Les problèmes du livre sont son pain quotidien et la lutte pour la survie de l'édition, moteur de sa vie.

Aujourd'hui, Ennouri Abid est l'un des rares éditeurs tunisiens qui répond aux normes de ce métier. Les éditeurs au vrai sens du métier sont très peu nombreux chez nous. Il entre à la trentième édition de la Foire avec vingt nouveaux titres,  des écrivains du calibre de Youssef Essedik, Hachmi Troudi, et Hédi Timoumi. Ennouri Abid édite les livres de ce dernier depuis trente ans et le  considère comme sa mascotte, puisqu'il a commencé son activité éditoriale par le livre de Timoumi, Annacaht assohyouni fi Tounisi, Les activités des sionistes en Tunisie, qui fut saisi et a été à l'origine de sa première faillite.
Suivons-le à la foire et découvrons avec lui les problèmes majeurs de l’édition et de la foire.

Militer par le livre
Mohammed Ennouri Abid, fondateur et directeur des Éditions Mohammed Ali Elhammi, est un syndicaliste de la première heure. Fonctionnaire ou chef d'entreprise, il ne vit que par la vie associative. Tout d'abord à l'UGET, à la fin des années soixante et au début des années soixante-dix. Très actif, congressiste au fameux congrès de Korba de l’UGET, arrêté plusieurs fois, il ne désarme pas. Maîtrise de langue et civilisation arabe en poche, il s'installe à Gabès où il est nommé professeur d'arabe, sa femme est professeur de français et militante comme lui.
Bien sûr le couple rejoint l'UGTT et sa femme est vite exclue de l’enseignement à cause de ses activités syndicales lors des mouvements de janvier 1978. En bon Sfaxien et en amoureux du livre, lui qui n'a jamais caché son arabisme qu'il ne voit qu'à travers les activités culturelles et intellectuelles, donc du livre, il ouvre une librairie à Gabès. Atavisme syndicaliste, il affuble son projet du nom du plus célèbre des syndicalistes, rien moins que Mohamed Ali El Hammi. Sa femme avait dû vendre ses parures de mariage pour assurer  le capital.
Il inaugure ses activités éditoriales par le livre de son ami et collègue, Hédi Timoumi, historien aux recherches originales. Les activités sionistes en Tunisie qui fut vite saisi, les négociations durèrent avec le censeur pendant un an, le temps de faire faillite.
Installé à Sfax et publiant une  version arabe de la thèse d’Abdesselem Ben Hmida sur l'histoire du syndicalisme et ayant une promesse orale d'aide de l'UGTT, un changement abrupt à la tête de la centrale syndicale fait s’évaporer les promesses et il se retrouve avec tout un stock sur les bras.
Les Palestiniens chassés en 1982 de Beyrouth débarquent dans le pays avec dans leurs bagages les intellectuels qui ont fui les régimes arabes et qui gravitaient autour de l'OLP, poètes, chercheurs, cinéastes et surtout éditeurs qui trouvèrent refuge à Beyrouth et  soutien de l’OLP. Parmi eux le succulent Souleiman Sobh, intellectuel et éditeur syrien installé à Beyrouth et animant sa maison d'édition Ibn Rochd,  projet  ambitieux soutenu par l’OLP.
 Ennouri Abid monte avec ce dernier et d'autres éditeurs arabes un groupe d'intérêt commun le CAEU (Centre arabe des éditeurs unis), mais l'expérience ne durera pas après la disparition de Souleiman Sobh.. Ennouri Abid garde toujours  le nom de sa maison d'édition CAEU Med Ali.
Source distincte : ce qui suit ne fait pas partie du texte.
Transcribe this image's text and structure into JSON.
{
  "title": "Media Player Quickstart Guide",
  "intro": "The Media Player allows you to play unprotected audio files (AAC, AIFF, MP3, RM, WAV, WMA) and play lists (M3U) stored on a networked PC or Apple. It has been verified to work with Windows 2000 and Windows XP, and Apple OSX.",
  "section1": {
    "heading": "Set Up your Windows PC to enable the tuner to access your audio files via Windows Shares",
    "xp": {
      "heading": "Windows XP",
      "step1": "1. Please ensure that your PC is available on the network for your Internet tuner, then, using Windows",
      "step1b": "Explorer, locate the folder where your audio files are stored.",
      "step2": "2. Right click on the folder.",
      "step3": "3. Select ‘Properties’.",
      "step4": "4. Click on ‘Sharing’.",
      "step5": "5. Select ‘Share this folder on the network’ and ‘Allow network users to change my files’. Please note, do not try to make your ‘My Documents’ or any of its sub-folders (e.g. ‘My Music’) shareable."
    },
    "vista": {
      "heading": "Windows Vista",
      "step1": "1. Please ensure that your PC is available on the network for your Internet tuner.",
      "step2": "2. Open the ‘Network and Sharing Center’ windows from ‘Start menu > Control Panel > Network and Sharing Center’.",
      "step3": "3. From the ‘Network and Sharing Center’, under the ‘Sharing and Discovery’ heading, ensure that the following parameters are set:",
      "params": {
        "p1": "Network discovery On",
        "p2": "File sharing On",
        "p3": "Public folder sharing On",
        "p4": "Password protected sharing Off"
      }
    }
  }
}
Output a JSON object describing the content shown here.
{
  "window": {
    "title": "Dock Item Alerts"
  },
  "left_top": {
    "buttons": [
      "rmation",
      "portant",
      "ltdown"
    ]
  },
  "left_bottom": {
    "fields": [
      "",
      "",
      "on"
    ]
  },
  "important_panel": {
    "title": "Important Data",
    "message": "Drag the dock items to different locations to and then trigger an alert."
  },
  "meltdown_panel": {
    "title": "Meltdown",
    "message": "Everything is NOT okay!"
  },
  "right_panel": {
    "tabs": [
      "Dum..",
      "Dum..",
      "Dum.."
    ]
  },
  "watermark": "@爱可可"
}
Le livre pédagogique en sauveur
Dernière tentative, fin des années quatre-vingts, Ennouri Abid ira jusqu'à vendre son oliveraie, héritage de ses aïeux. Combien il est dur pour un Sfaxien de vendre le "Zeitoun", il le fait en jurant de restituer le capital. Il se lance dans l'édition des livres pédagogiques, Ennouri Abid déteste le mot parascolaire. C'est la réussite et il lance alors des collections couvrant toutes les disciplines et toutes les matières, avec sérieux et abnégation. Y-a-t-il mieux que Sfax pour faire aboutir un tel projet? Le sérieux, la ponctualité et la qualité des enseignants y sont réunis.
Les livres pédagogiques des Editions Mohmed Ali tiennent le haut du pavé. Même les mères analphabètes viennent réclamer au libraire du coin le plus reculé Sygma, sa collection de sciences physiques. La maison redresse ses comptes  et dégage des bénéfices, de quoi investir dans le livre culturel, le livre d'auteur et permettre à Ennouri Abid de trouver le temps pour militer au sein des syndicats du métier et défendre le livre et l’édition. Il affirme que le livre pédagogique finance les collections qu'il a lancées et lui permet d’atteindre le chiffre de plus de cinq-cents titres.
Cette année, la maison fête ses trente ans sous le titre Thalathoun sang Fi risquât al kottab (trente ans en compagnie du livre) et inaugure une nouvelle expérience celle des Éditions Lumière Attanwir. Cette année, pas moins de vingt titres sont proposés  au stand des Éditions Mohammed Ali Elhammi, dont les auteurs sont aussi prestigieux que Youssef Seddik, Hachmi Troudi, Mohammed Haddad, Hadi Timoumi, Seddik Jeddi, Fadhila Chebbi.

Les plaies du livre
Sur le bilan il avoue que s'il maintient l’équilibre de la maison qui fait vivre sept familles, des problème inhérents au métier se posent encore, les mêmes pour tous les éditeurs professionnels.
Quels sont ces problèmes ?
Comme il l’a scandé lors de ses dix ans à la tête de l’Union des éditeurs tunisiens, Ennouri Abid répète sans  cesse que «le problème essentiel qui entrave le livre est l’absence d’une politique nationale du livre selon les définitions de l’UNESCO.»
Deux questions restent à résoudre : «l’absence d’un vision globale du livre comme étant un secteur stratégique économique et culturel. Cela est dû à la dispersion des intervenants et de la législation à travers plusieurs ministères. L’absence d’un Organisme unique qui s’occupe des problèmes du livre en définissant une politique claire du secteur afin de coordonner entre tous les intervenants, auteurs, imprimeurs, éditeurs, distributeurs, libraires, lecteurs et ministères. La création du Centre national du Livre est urgente. La grande plaie est que 80% de l’activité du secteur est entre les mains du secteur public. Plus particulièrement le livre scolaire qu’il faut libéraliser à l’instar de l’Europe et du Maroc.»
L’autre problème est celui de la subvention de l’État dans le secteur en acquisition et soutien par la subvention du papier. «Est-il concevable, s’indigne-t-il, qu’une subvention de 500.000dinars pour le papier et un million de dinars pour l’acquisition des ouvrages n’ait pas bougé depuis dix ans alors que les titres ont été multipliés par dix ? Et ne parlons pas de l’inflation.»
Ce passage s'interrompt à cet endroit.